High to very high complex spicy phenols. Clove, sage, rosemary, pepper, and more savory type spices. High lemony and orange citrus esters follow. Low spicy earthy hop presence. A little earthy yeast character. No malt presence to speak of.
Pale gold with streaming carbonation bubbles. Medium density large white head with medium bubbles. Leaves fine lacing.
High citrusy orange esters with a medium orange rind type bitterness. If I didn’t know better I would question if it actually came from Orange rind or hops. The spicing is heavy, almost like spices were used. Low malt sweetness. High phenols that match the aromatic profile. Finish is dry to off dry. Bitterness lingers.
High carbonation. Prickly. Slightly creamy with a slight bite from the carbonation.
This is a good beer that misses the mark on a couple hallmarks of the style. While the beer is dry, it doesn’t have the super dry impression of a saison. Water adjustment could help that. It also doesn’t have any of the characteristic orange color or malty flavor of a saison. The hops are barely perceptible and the bitterness could be higher. The good news is the yeast did exactly what it was supposed to do, and the yeast character is incredible.
Future Saison Considerations
I get why Dupont is so complex and the beers made with single Dupont strains aren’t now. The malt profile of this beer is wrong for Saison, the hops are wrong too, and so is the water profile, but the yeast steals the show and makes this beer good. This yeast is definitely where I will be starting when crafting saison in the future.
I also love brett’ed saison, so maybe my next try at this will be a split with half getting some souring and some brett and the other half being clean and bitter. Could be really interesting to see what could be done in a split batch like that.
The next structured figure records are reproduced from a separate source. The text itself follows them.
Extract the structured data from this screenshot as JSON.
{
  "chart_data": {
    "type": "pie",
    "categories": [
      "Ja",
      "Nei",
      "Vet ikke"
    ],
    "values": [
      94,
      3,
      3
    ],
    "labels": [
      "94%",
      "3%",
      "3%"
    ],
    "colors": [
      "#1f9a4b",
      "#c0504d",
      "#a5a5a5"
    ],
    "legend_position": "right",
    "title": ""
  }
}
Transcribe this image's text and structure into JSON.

I’m a big believer that water is a huge part of beer flavor. And I think this is a beer that shows it. My near RO tap water mineral profile just doesn’t do this beer justice. I’ll start by adding some gypsum and calcium chloride for my next saison. The CaCl for maltiness impression and the Gypsum for crispness and to increase the perception of dryness. I feel like there is a mineral character in Saison Dupont that I’m really not getting and I’m wondering if it’s not just sulphate and chloride. Maybe bicarbonate is part of what’s missing? I’ve heard of numerous saison brewers using super hard and super alkaline water and really enjoying it in saison.
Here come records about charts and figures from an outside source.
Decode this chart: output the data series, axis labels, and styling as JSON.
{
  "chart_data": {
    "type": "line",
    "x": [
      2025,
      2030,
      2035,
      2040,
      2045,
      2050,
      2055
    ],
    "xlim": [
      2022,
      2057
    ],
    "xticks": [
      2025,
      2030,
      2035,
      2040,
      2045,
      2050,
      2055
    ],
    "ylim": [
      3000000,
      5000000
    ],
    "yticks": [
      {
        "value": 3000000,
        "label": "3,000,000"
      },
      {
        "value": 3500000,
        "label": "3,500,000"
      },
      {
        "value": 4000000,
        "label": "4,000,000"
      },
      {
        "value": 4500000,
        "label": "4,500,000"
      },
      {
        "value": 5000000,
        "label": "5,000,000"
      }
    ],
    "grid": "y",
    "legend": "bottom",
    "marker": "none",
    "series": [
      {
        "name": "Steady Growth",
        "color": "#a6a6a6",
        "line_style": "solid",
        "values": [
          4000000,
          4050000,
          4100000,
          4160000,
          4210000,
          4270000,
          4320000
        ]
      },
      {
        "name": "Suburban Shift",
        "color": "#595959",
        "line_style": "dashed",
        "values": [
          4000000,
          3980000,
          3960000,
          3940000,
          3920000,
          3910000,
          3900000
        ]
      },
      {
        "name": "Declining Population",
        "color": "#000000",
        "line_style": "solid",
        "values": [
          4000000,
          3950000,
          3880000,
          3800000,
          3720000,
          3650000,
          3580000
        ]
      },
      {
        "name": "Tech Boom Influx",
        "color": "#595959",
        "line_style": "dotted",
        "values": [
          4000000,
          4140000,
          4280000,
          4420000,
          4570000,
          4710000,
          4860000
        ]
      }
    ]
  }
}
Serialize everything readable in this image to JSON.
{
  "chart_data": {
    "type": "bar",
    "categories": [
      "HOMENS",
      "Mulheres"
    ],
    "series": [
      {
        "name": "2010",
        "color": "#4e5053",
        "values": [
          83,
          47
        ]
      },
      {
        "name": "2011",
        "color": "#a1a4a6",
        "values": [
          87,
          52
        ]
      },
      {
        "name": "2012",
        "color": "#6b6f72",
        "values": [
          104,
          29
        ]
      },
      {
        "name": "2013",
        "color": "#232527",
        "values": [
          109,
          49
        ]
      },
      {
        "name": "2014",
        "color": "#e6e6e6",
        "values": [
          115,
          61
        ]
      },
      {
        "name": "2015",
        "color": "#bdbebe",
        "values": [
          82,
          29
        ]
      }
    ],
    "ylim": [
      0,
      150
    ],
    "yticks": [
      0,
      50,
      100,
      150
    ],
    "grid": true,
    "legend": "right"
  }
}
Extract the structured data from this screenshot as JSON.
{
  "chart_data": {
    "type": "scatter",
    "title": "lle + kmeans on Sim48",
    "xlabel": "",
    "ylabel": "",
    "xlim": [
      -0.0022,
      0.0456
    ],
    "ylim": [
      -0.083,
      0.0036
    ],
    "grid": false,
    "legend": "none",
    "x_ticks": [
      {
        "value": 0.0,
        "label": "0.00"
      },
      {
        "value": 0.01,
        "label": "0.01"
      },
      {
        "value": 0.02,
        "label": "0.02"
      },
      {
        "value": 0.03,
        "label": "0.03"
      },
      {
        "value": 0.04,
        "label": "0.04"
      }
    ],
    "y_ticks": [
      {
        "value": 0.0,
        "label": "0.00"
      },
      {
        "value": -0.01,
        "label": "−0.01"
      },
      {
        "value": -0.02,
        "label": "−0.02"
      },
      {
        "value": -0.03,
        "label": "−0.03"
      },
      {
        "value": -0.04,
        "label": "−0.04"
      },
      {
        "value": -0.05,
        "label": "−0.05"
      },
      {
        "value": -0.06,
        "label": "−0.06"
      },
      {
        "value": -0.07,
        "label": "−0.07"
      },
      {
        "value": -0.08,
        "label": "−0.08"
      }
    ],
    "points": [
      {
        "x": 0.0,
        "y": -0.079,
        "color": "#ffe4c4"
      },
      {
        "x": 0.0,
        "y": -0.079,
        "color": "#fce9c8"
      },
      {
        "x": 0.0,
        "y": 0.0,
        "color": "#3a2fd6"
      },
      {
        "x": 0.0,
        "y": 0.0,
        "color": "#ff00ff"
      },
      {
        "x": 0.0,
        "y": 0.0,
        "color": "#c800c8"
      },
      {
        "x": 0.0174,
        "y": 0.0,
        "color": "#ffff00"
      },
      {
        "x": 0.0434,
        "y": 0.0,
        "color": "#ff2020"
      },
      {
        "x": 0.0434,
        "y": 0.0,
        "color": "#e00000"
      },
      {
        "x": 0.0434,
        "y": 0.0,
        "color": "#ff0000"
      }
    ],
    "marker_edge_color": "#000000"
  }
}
Farmhouse ales indicates a water profile like this would be appropriate for the region.
But that’s probably not what’s brewed with as it would almost certainly be boiled and decanted to deal with the crazy bicarb. I’m not sure though. Maybe a big pile of acid malt is used to bring the mash pH down into a respectable range and that’s part of what gives Dupont it’s signature tart crispness. Or perhaps is the slightly elevated sodium that comes across. I’ve never brewed a beer with that level of sodium. I think water is the most important area of saison experimentation for me right now. It has such a large flavor impact and is also not very heavily discussed in the homebrew saison world.
This is pretty simple. Add some munich or vienna malt. The moutfeel was great so there’s not really any need for wheat and the yeast is plenty spicy so no need for rye either. Unless that’s just what you want out of the beer. For BJCP style saison it’s not necessary.
For a bitter saison, it needs more hops than what I did here. This beer is admittedly weak on the hops, it was a hop bill meant to be used for slightly hoppier than normal American Lager. 18 IBU just doesn’t cut it for bitter saison. I think Triple Pearl could totally work in a classic saison. Definitely needs a bittering addition though.
Sounds like I have more work to do. So many saisons to make, so little time. Cheers!